Deputy Commander of the Eastern Theater Command
- Incumbent
- Assumed office December 2021
- Commander: Lin Xiangyang

Personal details
- Born: 1965 (age 60–61) Qianjiang County, Hubei, China
- Party: Chinese Communist Party

Military service
- Allegiance: People's Republic of China
- Branch/service: People's Liberation Army Air Force
- Rank: Lieutenant general

Chinese name
- Simplified Chinese: 吴俊宝
- Traditional Chinese: 吳俊寶

Standard Mandarin
- Hanyu Pinyin: Wú Jùnbǎo

= Wu Junbao =

Chinese general

Wu Junbao (吴俊宝; born 1965) is a lieutenant general in the People's Liberation Army of China.

He is an alternate of the 20th Central Committee of the Chinese Communist Party.

==Biography==
Wu was born in Qianjiang County (now Qianjiang), Hubei, in 1965.

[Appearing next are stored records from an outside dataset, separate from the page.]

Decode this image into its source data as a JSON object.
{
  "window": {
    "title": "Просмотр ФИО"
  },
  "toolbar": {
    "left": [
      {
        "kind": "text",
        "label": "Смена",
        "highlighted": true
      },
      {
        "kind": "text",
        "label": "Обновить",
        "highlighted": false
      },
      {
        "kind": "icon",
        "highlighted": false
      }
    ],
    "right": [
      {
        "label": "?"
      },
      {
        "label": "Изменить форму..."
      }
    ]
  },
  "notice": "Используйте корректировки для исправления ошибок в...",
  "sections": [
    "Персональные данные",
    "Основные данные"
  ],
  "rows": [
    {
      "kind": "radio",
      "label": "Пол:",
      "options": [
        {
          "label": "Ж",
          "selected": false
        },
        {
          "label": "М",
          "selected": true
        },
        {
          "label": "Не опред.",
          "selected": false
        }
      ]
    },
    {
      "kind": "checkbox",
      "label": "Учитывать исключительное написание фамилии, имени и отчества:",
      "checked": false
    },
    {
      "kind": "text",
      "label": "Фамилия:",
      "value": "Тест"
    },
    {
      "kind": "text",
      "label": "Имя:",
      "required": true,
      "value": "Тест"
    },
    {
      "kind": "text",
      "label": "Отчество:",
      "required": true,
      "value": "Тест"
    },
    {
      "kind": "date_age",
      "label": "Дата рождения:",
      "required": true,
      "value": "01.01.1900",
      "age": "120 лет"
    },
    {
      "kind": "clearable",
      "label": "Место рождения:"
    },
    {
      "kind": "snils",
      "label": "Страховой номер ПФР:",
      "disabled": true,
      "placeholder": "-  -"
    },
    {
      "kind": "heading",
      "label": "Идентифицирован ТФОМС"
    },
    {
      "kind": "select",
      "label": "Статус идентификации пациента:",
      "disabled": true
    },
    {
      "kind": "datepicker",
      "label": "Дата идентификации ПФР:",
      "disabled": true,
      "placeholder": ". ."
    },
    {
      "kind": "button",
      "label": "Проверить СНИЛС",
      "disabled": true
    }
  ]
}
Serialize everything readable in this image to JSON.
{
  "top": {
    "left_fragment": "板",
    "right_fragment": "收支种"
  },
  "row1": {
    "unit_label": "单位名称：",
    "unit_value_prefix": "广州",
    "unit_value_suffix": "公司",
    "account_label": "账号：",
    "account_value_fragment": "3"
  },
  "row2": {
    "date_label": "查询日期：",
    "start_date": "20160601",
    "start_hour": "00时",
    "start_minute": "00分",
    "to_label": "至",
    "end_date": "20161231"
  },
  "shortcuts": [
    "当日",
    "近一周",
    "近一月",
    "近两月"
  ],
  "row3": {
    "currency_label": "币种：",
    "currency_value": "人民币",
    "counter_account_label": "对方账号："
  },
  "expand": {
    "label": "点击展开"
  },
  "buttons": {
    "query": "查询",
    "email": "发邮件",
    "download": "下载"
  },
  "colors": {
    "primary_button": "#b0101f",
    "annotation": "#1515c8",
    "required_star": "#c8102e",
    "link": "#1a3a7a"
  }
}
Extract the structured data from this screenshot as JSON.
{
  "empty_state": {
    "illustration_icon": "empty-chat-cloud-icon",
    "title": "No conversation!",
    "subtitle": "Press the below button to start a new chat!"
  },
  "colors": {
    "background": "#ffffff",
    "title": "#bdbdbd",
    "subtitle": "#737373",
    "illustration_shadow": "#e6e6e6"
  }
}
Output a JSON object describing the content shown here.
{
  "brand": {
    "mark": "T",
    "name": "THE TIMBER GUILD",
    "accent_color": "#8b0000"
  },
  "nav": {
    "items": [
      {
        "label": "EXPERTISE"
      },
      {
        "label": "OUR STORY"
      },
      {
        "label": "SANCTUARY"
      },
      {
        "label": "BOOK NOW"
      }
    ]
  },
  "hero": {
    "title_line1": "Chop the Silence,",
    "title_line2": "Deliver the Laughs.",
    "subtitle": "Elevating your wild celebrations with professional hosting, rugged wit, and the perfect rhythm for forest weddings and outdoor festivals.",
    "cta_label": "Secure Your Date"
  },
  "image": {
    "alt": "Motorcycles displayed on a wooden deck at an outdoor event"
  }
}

He once served as commander of the 14th Division of the Air Force Aviation Corps of the Nanjing Military Region. He was commander of Shanghai Air Force Base in 2013, and held that office until 2017, when he deputy commander of the Central Theater Command Air Force. He was assistant to the chief of staff of the Joint Staff Department of the Central Military Commission in early 2021 and subsequently deputy commander of the Eastern Theater Command and commander of the Eastern Theater Command Air Force in December of that same year.

He was promoted to the rank of major general (shaojiang) in December 2014 and lieutenant general (zhongjiang) in December 2021.